LES FICHES DE LECTURE  de la Chaire D.S.O.

Présenté par : Gueblaoui Rahma

 

Bartlett et Ghoshal

"Beyond the M-Form :
Toward a managerial theory of the firm"

SMJ, Vol 14, 1993

 

Sommaire :

* Présentation des auteurs
* Résumé de l'article
* Perspectives et limites de la recherche

 

 

Présentation des auteurs :


Christopher A Bartlett

est diplômé de l'université de Quennsland d'Australie en 1964. Il a obtenu son master et son doctorat à la Harvard University en 1971.
Il a auparavant travaillé à Alocoa en Australie et a été consultant manager au cabinet McKinsey à Londres et directeur général des laboratoires Baxter à en France.
Avant de rejoindre l'Université de Harvard, ces centres d'intérêt traitaient des enjeux organisationnels et stratégiques auxquels étaient confrontés les dirigeants des multinationales.

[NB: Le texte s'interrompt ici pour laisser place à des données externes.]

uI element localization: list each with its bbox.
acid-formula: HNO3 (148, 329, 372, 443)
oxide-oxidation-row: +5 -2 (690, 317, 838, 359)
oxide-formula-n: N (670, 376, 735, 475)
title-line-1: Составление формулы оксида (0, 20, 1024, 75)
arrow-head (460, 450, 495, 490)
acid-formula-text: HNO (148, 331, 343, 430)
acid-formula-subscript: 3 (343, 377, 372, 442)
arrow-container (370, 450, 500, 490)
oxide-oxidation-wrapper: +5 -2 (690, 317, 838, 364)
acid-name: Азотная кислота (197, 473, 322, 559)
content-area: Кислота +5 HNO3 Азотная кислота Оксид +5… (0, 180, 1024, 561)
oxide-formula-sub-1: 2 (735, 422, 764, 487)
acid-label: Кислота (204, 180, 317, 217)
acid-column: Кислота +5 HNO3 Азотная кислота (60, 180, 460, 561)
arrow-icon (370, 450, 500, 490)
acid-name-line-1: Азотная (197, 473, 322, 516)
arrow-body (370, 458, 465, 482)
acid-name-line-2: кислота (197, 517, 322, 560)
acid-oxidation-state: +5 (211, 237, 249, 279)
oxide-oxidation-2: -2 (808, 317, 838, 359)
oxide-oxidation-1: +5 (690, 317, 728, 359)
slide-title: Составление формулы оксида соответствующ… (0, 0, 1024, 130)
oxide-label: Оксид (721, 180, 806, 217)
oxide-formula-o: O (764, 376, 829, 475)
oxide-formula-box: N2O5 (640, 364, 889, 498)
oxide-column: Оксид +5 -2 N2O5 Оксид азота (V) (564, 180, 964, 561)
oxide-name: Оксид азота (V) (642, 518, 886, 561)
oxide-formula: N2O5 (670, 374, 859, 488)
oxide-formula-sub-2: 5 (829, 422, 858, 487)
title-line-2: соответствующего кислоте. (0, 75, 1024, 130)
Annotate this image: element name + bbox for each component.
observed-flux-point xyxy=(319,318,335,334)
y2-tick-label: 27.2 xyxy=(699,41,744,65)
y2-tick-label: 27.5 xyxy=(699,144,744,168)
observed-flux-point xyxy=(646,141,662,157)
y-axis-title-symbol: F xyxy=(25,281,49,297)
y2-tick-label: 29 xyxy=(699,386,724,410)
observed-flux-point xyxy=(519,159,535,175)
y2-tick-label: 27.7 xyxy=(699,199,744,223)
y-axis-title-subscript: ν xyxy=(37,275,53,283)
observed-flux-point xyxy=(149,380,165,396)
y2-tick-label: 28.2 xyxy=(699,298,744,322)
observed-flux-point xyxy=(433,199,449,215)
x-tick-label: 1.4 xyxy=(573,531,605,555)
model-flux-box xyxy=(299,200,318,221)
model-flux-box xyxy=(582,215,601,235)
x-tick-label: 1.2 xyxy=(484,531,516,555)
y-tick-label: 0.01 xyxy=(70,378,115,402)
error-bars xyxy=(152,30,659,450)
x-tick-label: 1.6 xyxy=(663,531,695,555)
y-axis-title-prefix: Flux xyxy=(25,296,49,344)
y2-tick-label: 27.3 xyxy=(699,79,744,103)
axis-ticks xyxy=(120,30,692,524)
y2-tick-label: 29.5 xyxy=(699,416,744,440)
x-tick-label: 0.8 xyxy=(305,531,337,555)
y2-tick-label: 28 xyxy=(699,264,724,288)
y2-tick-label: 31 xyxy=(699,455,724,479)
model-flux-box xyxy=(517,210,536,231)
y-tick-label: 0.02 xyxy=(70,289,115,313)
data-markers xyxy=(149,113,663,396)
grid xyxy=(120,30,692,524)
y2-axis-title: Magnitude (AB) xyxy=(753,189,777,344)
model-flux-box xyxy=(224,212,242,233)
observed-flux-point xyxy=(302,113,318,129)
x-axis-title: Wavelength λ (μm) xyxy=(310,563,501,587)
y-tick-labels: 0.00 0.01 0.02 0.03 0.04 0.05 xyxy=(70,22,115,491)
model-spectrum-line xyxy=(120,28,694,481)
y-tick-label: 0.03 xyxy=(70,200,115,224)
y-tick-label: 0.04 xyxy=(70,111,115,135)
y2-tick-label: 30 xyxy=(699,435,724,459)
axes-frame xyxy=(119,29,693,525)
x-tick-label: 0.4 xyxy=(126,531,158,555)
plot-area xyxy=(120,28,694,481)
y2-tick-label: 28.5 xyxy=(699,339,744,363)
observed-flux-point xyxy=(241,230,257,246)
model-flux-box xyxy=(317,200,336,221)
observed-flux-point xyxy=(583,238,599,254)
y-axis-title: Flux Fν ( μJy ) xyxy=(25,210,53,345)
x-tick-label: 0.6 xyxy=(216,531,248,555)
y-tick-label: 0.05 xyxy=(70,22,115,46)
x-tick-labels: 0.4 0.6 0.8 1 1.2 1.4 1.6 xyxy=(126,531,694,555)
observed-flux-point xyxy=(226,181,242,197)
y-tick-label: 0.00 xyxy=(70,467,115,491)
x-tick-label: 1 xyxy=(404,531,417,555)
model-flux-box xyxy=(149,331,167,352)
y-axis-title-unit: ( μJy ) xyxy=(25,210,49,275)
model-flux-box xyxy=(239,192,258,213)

Il travaillait également à la chaire de l'international senior management Program entre 1990 et 1993.
Il a publié sept ouvrages, l'un de ses ouvrages "Managing across bordres  : The transactional solution" a été élu l'un des cinquante ouvrages les plus influents du siècle.

Ces ouvrages :

Ces différents livres ont été traduits en plusieurs langues.
Il a en outre publié une quarantaine d'articles dans les plus importantes revues ; : Harvard business Review, Sloan management review, Strategic Mangement Journal, Academy of Management Review et Jounal of international Business Studies. Et il a également publié plus de 100 cas d'entreprises.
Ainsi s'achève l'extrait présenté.